Mobilisation du Fonds européen d'ajustement à la mondialisation: licenciements dans la fabrication de machines en Belgique

2015/2021(BUD)

La commission des budgets a adopté le rapport d’Anneli JÄÄTTEENMÄKI (ADLE, FI) sur la proposition de décision du Parlement européen et du Conseil relative à la mobilisation du Fonds européen d'ajustement à la mondialisation, à hauteur de 1.222.854 EUR en crédits d'engagement et de paiement afin de venir en aide à la Belgique confrontée à des licenciements dans le secteur industriel des machines outils.

Les députés rappellent que l'Union a mis en place des instruments législatifs et budgétaires pour apporter une aide complémentaire aux travailleurs subissant les conséquences de modifications majeures de la structure du commerce mondial ou licenciés en raison de la crise économique et financière mondiale, et pour les accompagner dans leurs efforts de réinsertion sur le marché du travail.

Demande de la Belgique : la Belgique a introduit la demande EGF/2014/011 BE/Caterpillar en vue d'obtenir une contribution financière du FEM à la suite de 1.030 licenciements intervenus chez Caterpillar Belgium S.A., entreprise relevant de la division 28 de la NACE rév. 2 "Fabrication de machines et équipements n.c.a.", dont 630 personnes devraient participer aux mesures, pendant et après la période de référence du 1er janvier au 30 avril 2014, en raison d'une diminution de la demande en Europe. Les députés notent que les conditions fixées à l'article 4, par. 1, point a), du règlement FEM sont remplies. Par conséquent, la Belgique a droit à une contribution financière au titre du FEM.

Les députés se félicitent de ce que les autorités belges, soucieuses d'apporter une aide rapide aux travailleurs, aient décidé de lancer la mise en œuvre des services personnalisées aux travailleurs affectés le 1er avril 2014, sans attendre la décision ni même la demande d'octroi d'un soutien du FEM pour l'ensemble coordonné propos.

Nature des licenciements : les députés regrettent que bon nombre de chômeurs dans la région de Charleroi soient peu qualifiés (59% n'ont pas de diplôme de l'enseignement secondaire supérieur) et que 43% soient sans emploi depuis plus de 2 ans. Ils regrettent également qu'à 52,26%, le taux d'emploi à Charleroi compte parmi les plus faibles de la Région wallonne. Ils estiment que les licenciements survenus chez Caterpillar devraient avoir des répercussions extrêmement négatives sur la région de Charleroi, qui doit faire face à une situation délicate au regard de l'emploi en raison de sa dépendance excessive envers l'emploi industriel traditionnel.
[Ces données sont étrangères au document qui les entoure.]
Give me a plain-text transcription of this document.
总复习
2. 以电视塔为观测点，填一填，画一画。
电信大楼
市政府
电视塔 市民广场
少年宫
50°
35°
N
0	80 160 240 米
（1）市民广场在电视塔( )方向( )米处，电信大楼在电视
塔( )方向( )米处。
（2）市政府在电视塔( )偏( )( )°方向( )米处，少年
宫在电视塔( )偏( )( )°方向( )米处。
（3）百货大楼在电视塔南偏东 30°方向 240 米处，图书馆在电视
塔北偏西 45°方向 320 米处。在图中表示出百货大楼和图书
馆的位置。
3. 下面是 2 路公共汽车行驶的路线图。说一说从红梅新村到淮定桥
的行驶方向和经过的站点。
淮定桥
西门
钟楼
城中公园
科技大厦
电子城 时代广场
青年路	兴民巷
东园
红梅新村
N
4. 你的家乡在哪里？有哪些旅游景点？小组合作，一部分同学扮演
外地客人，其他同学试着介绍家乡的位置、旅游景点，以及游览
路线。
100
Ils soulignent qu'en raison de leur faible niveau de qualification, les travailleurs licenciés vont avoir du mal à retrouver un emploi dans un contexte économique peu favorable.

Les députés constatent que 18% des travailleurs licenciés ciblés susceptibles de participer aux mesures sont menacés d'exclusion du marché du travail, étant donné qu'ils appartiennent à la tranche d'âge de 55-64 ans.

Un ensemble de services personnalisés : les députés relèvent que l'ensemble coordonné de services personnalisés à cofinancer porte sur 3 domaines: la reconversion, la formation et le recyclage et la promotion de l'entrepreneuriat.

Ils relèvent par ailleurs que plus de la moitié du total des coûts estimés seront consacrés à des services de redéploiement, à savoir des mesures de soutien, d'orientation et d'intégration. Ces services devraient être fournis par le FOREM (le service public de l'emploi et de la formation de la Région wallonne), qui agit en tant qu'organisme intermédiaire pour la mise en œuvre de cette demande.

Ils rappellent qu'il est essentiel d'améliorer l'employabilité de tous les travailleurs grâce à une formation adaptée et à la reconnaissance des aptitudes et des compétences acquises tout au long de leur carrière professionnelle. Ils s'attendent à ce que la formation offerte dans l'ensemble coordonné de mesures soit adaptée non seulement aux besoins des travailleurs licenciés, mais aussi à l'environnement réel des entreprises. Ils soulignent enfin que l'aide apportée par le FEM devrait uniquement cofinancer des mesures actives sur le marché du travail qui débouchent sur des emplois durables à long terme.